Mehmet Tohti, a Uyghur-Canadian and executive director of the Uyghur Rights Advocacy Project, said there are tens of thousands of Uyghurs and other Turkic minorities who have fled China for countries in the Middle East and Turkey and are at risk of being sent back. Beijing, seeking to silence critics in these diasporas, is pressing countries to deport them to China.
“For the Chinese government, controlling these populations is vital to protect its image and the diaspora groups are the ones who are most actively exposing Beijing’s violation of human rights,” Mr. Tohti said.
Rights groups and media reports say the Chinese government has committed grave human-rights violations against the Xinjiang region’s largely Muslim Uyghur population, as well as other minorities. Forced labour and forced relocation to work in other provinces, China’s critics say, is the latest stage in a government-directed effort to exert control in Xinjiang, which Beijing has described as being infected with extremism.
Last month, Associated Press reported that nearly one in 25 people in a county in Xinjiang has been sentenced to prison on terrorism-related charges, in what is the highest known imprisonment rate in the world. The list of those sentenced is by far the biggest to emerge to date with the names of imprisoned Uyghurs, reflecting the sheer size of a Chinese government campaign that swept an estimated million or more people into internment camps and prisons.

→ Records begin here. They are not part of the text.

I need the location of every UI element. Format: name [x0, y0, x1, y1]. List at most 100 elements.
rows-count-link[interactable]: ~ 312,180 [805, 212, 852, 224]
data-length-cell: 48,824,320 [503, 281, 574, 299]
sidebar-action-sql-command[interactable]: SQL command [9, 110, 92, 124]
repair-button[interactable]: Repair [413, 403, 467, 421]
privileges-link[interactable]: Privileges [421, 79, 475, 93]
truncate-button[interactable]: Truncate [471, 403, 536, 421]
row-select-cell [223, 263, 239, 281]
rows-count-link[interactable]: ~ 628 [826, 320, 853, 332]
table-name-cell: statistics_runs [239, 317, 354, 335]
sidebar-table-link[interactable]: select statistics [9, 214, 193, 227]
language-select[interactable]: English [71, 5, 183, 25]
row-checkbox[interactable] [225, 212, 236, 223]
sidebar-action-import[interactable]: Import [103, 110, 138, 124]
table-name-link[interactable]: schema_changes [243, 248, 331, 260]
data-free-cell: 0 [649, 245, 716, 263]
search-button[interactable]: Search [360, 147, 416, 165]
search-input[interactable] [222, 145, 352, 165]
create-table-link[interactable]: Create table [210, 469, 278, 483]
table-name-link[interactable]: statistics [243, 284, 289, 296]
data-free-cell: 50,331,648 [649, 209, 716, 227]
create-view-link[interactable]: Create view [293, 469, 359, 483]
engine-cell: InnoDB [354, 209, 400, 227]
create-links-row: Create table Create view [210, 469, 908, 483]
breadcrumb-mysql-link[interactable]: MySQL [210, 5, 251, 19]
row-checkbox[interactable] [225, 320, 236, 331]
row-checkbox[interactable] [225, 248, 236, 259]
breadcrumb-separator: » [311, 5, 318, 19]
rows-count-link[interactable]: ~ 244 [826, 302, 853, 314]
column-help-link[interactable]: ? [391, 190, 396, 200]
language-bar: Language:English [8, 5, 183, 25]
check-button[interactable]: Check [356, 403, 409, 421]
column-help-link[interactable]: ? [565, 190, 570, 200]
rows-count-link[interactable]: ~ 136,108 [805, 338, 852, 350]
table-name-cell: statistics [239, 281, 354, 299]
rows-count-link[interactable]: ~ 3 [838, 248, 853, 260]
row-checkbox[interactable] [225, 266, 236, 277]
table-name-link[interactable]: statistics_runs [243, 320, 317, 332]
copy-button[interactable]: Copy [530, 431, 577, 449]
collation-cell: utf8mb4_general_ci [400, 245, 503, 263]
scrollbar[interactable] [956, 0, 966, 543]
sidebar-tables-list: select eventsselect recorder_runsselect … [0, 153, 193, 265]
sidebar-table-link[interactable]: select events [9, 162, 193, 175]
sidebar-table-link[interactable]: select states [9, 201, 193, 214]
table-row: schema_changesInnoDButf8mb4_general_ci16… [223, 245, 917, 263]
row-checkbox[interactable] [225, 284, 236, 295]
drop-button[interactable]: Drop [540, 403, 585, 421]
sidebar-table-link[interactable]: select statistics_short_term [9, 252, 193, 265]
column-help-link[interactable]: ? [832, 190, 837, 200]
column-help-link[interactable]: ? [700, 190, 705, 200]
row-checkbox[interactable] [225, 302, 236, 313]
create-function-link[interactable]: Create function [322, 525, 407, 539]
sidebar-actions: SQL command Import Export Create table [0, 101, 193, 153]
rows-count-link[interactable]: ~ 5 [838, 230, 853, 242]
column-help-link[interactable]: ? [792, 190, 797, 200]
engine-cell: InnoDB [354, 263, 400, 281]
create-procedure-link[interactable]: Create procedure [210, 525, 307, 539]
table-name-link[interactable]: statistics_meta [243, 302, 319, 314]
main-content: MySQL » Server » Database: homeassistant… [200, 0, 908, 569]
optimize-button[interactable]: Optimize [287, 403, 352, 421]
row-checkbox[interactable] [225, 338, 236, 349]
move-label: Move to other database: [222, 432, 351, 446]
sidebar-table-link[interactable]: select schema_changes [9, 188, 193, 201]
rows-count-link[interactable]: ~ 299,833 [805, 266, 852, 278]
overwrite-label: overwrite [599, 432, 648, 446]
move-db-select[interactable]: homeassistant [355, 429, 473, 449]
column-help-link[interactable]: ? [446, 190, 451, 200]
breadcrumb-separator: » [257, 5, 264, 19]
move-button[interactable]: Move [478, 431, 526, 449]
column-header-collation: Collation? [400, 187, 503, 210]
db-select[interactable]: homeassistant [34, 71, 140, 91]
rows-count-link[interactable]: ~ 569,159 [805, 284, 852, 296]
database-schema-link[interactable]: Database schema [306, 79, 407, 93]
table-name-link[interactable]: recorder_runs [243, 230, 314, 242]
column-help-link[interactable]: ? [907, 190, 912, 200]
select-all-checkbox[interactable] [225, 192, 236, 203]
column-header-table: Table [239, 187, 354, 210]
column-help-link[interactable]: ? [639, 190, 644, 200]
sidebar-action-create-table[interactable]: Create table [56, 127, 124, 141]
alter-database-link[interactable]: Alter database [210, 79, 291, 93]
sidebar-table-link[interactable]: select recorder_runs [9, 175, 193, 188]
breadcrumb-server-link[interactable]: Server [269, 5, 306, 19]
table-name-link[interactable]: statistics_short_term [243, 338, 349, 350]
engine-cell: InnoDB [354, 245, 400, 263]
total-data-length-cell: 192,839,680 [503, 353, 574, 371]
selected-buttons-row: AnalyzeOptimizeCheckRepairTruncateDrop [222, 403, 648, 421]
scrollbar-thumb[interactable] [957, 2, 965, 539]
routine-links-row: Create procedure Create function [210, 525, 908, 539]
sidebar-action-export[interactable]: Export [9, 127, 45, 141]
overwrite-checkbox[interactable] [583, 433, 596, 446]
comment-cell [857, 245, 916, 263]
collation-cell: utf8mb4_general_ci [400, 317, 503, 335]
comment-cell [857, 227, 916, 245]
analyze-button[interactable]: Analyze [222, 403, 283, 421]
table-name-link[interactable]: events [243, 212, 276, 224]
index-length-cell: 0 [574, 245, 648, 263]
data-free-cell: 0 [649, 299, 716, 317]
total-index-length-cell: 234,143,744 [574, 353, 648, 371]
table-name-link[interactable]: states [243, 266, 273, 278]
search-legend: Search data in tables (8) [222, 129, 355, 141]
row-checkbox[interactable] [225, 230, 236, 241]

It’s been nearly 16 months since the House of Commons adopted a motion declaring China’s treatment of Uyghurs and other Turkic minorities to represent genocide. The U.S. government and legislative bodies in the U.S., Britain, the Netherlands, Belgium, France, Lithuania, Czech Republic and Ireland have made similar determinations.
Canada to date however has done little to act on the motion. Despite changing customs law as of mid-2020 to prohibit imports made with forced labour, Ottawa has failed to intercept a single shipment that it could prove was made under coercion.
The federal government on Sunday defended its refugee record, which in recent years has included special commitments to accept Afghan refugees and Ukrainians fleeing Russia’s military assault on their country.
Aidan Strickland, press secretary to Immigration Minister Sean Fraser, did not directly answer a question asking why Canada has not created a special refugee intake commitment for Uyghurs or other groups persecuted by China.
However she said Canada prioritizes those requiring asylum in terms of vulnerability, not nationality or religion – in keeping with the United Nations High Commissioner for Refugees resettlement handbook.
“At this time, Canada has no special measures for Uyghurs. However, cases requiring urgent attention are identified for priority processing,” Ms. Strickland said.
She said, however, that Canada is always investigating more options for refugee intake. “We will continue to look at more ways that Canada can settle refugees,” she said.